勝沼 経営陣との対話に加えて、現場の事業部門との協働も欠かせないと思います。事業部門とはどのような関係を築いているのでしょうか。
石川 各事業において、デザイン部門が果たすべき役割を明確にした上で、戦略的なデザイン活動を展開しています。キヤノンは事業部門、とりわけ設計チームとデザインチームの距離がとても近いので、方向性を正確に把握することができます。設計とデザインの協働の文化が確立していると言っていいと思います。
勝沼 デザイン部門が事業にどれだけ貢献しているか――その成果をどう証明するかは、多くの企業が悩むところです。石川さんは、それについてはどう考えていらっしゃいますか。
石川 事業が成功し、事業部門からデザインが評価されること。それこそが成果であると考えています。

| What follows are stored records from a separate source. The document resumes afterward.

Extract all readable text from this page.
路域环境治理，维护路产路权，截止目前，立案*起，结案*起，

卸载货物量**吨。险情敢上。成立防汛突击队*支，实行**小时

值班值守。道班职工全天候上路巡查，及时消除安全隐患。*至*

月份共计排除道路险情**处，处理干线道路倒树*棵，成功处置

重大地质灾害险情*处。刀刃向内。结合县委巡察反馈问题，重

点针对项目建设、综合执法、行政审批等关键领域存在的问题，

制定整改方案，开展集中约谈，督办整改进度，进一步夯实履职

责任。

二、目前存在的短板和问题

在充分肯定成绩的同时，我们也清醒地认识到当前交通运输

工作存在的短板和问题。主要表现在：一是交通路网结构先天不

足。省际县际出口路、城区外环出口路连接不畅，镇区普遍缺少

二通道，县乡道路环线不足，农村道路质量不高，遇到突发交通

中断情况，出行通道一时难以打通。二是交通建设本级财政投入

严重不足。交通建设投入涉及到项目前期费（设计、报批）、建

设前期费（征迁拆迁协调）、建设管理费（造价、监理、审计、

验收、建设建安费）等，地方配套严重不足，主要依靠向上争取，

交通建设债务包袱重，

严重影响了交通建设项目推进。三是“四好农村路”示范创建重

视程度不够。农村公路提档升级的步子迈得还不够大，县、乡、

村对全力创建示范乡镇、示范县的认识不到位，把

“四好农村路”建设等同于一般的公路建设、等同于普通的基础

デザインの成功は事業の成功と不可分であるということです。ある事業のプロジェクトがうまくいって、「デザイナーたちが貢献してくれた」と言ってもらえることが、デザインが役に立ったということの何よりの証明だと思います。
勝沼 デザインと知的財産の関係も重要になってきます。知財部門とはどのように連携しているのでしょうか。
石川 デザイン部門と知財部門は、いずれも経営直轄の組織として、非常に密接な関係にあります。日常的に連携しながら、「どのように意匠権を取得するのが効果的か」といった観点で、戦略的な権利化に向けてアイデアを出し合っています。
また、総合デザインセンターの中にも知財を専門とするメンバーがいて、デザインの造形などについて特許化が可能かどうかをチーム内で検証する体制も機能しています。